Each time I make a certain journey, it crosses my mind that it might be the last time I pass that way for quite a while, so I mentally store it away for future recall.
There are a few things that I will not miss – joshing with fellow travellers on trains and tubes, for example. There aren’t any of those where I’m headed.
No more of these for a while
I also won’t miss the predictable stacking on the M25 around Heathrow, nor the uncertain lane priorities on the Denham roundabout, much less the tedious amount of time it takes to get from anywhere in London to anywhere else in London.
There are other things whose absence will create an occasional ache – wandering through an English wood, in and out of dappled sunlight, for example. Trees of more than my height are notably absent at the 64th parallel and thereabouts.
A walk in the woods – no more of that either
I will also miss the gorgeous undulations of Salisbury Plain, spread before me on journeys up and down the A303, along with the atmosphere at Home Park on a matchday that calls me there so often.
Salisbury Plain, adjacent to The Shire
But as I make my way from one farewell event to another, the rapidly approaching date of departure jostles for primacy in my mind, barging sentimentality aside, along with the pressing priority of the distillation of my life into two and half bags. It’s actually not been too hard to do.
A previous trip to Iceland saw me separated from my luggage for a few days and it was then that I discovered just how little a person actually needs, compared to the vast amount of bits and pieces that we allow ourselves to be weighed down with in normal circumstances.

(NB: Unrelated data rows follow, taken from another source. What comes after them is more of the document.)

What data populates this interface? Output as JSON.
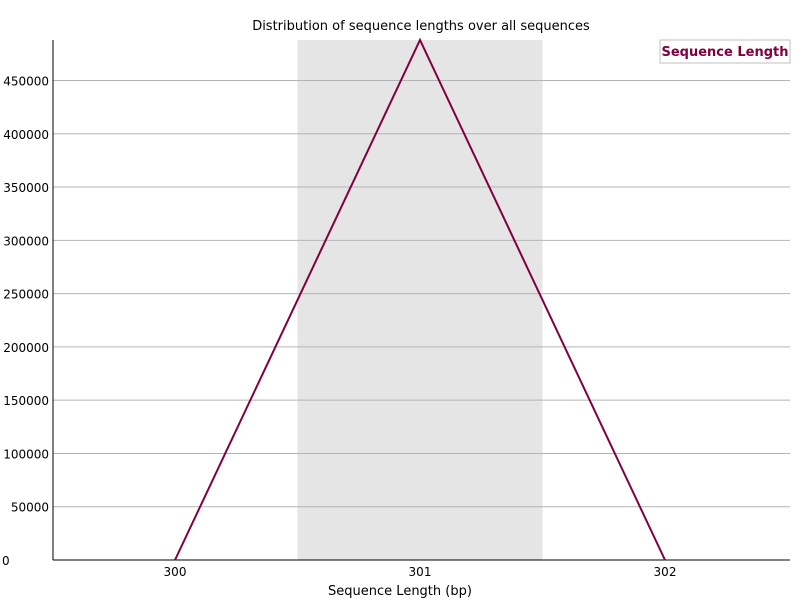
{
  "chart_data": {
    "type": "line",
    "title": "Distribution of sequence lengths over all sequences",
    "xlabel": "Sequence Length (bp)",
    "ylabel": "",
    "categories": [
      "300",
      "301",
      "302"
    ],
    "ylim": [
      0,
      488000
    ],
    "yticks": [
      0,
      50000,
      100000,
      150000,
      200000,
      250000,
      300000,
      350000,
      400000,
      450000
    ],
    "ytick_labels": [
      "0",
      "50000",
      "100000",
      "150000",
      "200000",
      "250000",
      "300000",
      "350000",
      "400000",
      "450000"
    ],
    "series": [
      {
        "name": "Sequence Length",
        "values": [
          0,
          488000,
          0
        ]
      }
    ],
    "highlight_band": {
      "from_category": "301"
    },
    "grid": true,
    "legend_position": "top-right",
    "colors": {
      "series": "#800040",
      "highlight": "#e5e5e5",
      "grid": "#b4b4b4",
      "axis": "#000000"
    }
  }
}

Reducing a flat full of books, films, CD’s, pictures and other ephemera to a few cardboard boxes to be stored away, along with two bags of the bare essentials to begin anew elsewhere has been a liberating and enlightening process.
It’s been a Spring Clean and then some.
At the end, it will really only be the people that I miss – and this little portal will be the way I can keep you all closer to hand, even at a distance of a thousand miles.
PS – I also won’t miss hearing the word “Brexit” every day.
I bet you’re going to miss the cinema knowing your love of movies. Or do they show movies in English with Danish subtitles? Or are you getting a mega sub to Netflix?